There are many examples to illustrate this, but none is as sharp as the debate on emissions trading. It used to be no more than a smart idea to limit pollution in an efficient manner, but it has evolved into a political minefield where the Left sees it as a sell-out to Wall Street, whereas the Right sees it as a communist takeover of the economy. The idea is simple: we limit emissions to, say, 100 units, and so we distribute 100 units of emission rights among polluters. Want to pollute more? Then buy rights from another polluter, who will then have to take additional emission reduction measures. You bet he will only agree to that transaction if you pay him more for his right to pollute than it costs him to reduce his pollution by one additional unit. Moreover, you will only agree if the price you pay for the right is lower than it benefits you to increase your pollution. In other words, you can have a voluntary transaction that makes both parties better off without further damaging the environment. This is a way of achieving what economists call allocative efficiency: we shuffle around resources and other inputs to achieve the maximum output at minimum costs, where costs include environmental damage as well as wages and all. An economist would say: we have the same environmental quality, but we increase welfare – what’s not to like?

A lot, an ecologist would say. Besides issues with regard to enforcement, windfall profits, etc., an ecologist would also have objections of a moral nature. Here are a few of the objections I’ve heard from students and researchers:

  • How can you give somebody a right to pollute? Nobody should have any right to pollute the environment.
  • Under such schemes companies can just pay some money and go about their dirty business. They should give a good example to others.
  • It’s immoral to commodify the environment.
  • Tradable emission permits are a modern version of medieval indulgences.
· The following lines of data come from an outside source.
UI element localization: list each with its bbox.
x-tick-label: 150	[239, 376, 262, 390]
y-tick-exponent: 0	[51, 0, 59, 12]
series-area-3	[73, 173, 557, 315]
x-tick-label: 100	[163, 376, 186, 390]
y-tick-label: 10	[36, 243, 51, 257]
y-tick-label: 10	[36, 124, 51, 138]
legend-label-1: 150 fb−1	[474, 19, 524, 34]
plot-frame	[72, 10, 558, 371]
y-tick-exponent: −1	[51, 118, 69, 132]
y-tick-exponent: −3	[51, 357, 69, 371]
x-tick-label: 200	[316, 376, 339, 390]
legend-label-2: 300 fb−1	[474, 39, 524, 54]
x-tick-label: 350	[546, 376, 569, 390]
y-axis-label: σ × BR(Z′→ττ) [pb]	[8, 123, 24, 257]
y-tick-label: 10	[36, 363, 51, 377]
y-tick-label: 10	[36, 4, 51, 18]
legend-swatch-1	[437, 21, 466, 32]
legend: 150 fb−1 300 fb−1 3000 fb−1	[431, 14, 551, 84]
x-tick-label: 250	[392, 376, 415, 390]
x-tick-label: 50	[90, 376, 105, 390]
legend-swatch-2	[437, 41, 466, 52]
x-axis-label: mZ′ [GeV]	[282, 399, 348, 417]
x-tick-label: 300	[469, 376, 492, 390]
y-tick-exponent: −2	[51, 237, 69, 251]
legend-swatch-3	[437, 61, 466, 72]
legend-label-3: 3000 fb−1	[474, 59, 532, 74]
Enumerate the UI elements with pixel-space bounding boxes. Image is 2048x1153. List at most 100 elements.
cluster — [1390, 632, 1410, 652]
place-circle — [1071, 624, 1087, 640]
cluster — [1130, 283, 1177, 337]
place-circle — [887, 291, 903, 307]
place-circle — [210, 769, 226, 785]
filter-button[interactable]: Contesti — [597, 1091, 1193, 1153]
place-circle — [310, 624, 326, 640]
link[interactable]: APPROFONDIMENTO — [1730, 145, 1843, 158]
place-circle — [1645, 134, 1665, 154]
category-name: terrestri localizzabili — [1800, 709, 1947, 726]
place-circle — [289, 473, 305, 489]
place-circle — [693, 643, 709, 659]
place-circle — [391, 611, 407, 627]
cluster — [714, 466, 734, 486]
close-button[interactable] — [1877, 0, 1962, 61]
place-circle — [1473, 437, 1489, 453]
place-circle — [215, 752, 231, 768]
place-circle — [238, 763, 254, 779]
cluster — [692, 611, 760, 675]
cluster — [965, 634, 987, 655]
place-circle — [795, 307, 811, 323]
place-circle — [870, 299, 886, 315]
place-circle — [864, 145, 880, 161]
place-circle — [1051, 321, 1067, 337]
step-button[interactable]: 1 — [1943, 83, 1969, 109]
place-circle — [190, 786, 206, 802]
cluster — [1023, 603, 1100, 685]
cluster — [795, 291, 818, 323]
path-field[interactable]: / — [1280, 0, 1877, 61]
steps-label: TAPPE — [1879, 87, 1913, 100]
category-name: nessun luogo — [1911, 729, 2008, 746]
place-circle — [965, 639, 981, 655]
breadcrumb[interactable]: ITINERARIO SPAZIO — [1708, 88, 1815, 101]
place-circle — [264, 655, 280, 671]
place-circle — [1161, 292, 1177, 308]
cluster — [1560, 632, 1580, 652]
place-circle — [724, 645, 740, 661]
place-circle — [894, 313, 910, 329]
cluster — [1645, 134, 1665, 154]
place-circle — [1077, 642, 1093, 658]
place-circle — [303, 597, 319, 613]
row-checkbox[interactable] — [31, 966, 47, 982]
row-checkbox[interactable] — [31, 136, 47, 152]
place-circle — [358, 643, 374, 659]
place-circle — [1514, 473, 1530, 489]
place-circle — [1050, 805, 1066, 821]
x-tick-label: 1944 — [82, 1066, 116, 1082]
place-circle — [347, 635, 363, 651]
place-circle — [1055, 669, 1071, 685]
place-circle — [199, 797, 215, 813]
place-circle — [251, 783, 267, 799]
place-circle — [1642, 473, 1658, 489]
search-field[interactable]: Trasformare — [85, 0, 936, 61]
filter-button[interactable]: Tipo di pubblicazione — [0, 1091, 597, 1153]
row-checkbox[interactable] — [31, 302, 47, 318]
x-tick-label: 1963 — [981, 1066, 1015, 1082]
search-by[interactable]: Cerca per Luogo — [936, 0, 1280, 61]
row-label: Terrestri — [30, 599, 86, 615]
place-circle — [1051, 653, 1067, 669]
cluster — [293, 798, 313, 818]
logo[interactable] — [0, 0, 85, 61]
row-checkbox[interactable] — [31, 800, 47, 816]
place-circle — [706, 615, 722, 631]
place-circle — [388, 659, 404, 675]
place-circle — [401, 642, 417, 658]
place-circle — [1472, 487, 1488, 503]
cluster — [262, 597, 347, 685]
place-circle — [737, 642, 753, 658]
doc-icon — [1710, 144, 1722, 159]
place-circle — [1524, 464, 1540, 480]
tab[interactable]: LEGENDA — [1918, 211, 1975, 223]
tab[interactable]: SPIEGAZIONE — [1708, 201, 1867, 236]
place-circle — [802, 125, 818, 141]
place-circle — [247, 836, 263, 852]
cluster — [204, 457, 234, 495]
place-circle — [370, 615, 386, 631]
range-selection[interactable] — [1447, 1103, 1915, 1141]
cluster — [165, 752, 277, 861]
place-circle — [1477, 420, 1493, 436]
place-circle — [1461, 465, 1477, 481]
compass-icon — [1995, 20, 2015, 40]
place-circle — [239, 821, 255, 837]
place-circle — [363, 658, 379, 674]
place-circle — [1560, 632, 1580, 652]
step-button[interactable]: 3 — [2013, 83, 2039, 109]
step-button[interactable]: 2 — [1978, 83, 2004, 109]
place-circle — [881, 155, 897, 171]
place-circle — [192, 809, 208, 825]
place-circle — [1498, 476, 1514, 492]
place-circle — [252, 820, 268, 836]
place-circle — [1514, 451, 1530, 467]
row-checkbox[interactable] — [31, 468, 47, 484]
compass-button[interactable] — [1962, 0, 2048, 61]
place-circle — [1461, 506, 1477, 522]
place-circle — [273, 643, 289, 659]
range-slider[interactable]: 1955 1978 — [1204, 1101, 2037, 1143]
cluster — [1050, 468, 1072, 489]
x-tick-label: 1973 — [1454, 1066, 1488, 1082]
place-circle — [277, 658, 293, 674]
I can think of a lot of misguided objections to emissions trading, but these objections are not among them. They are moral objections that are valid within a given moral framework, which may not be my moral framework, but a valid one nonetheless. You hear similar arguments in the debate on economic valuation of the environment, biotechnology, and to some extent Payments for Ecosystem Services (wait until you propose hunting as a source of conservation funding). In all of these examples economists stress the allocative issue: “look, we clean up the environment right? That’s what you want, right? So why not make sure that we do this efficiently through emissions trading / cost-benefit analysis / GMOs / hunting concessions?” On the other hand, ecologists tend to stress the moral side of the issue: “rights to pollute / pricing nature / genetic modification / hunting is plain wrong and we shouldn’t do it.”

Beneath the economist’s allocative approach lies the philosophy of utilitarianism. In a nutshell, utilitarians argue that an action is morally right whenever it maximizes the sum of all happiness. This also means that utilitarians judge an action purely by its consequences, whereas other moral philosophies (also called deontological ethics) judge the action itself.

In other words, economists take a consequentialist approach to environmental problems, whereas ecologists tend to be more on the deontological side. Note that the moral objections to emissions trading listed above focus on the trading itself rather than its consequences. The economist’s reply will always point to the consequences.

Maybe it is due to my economics training, but I’m more on the consequentialist/utilitarian side. The deontological argument can become self-defeating, for instance when opposition to hunting leads to habitat degradation. If we have to choose between an ailing population of an endangered species without hunting and a thriving population that pays for its own conservation through hunting, I’d choose hunting anytime.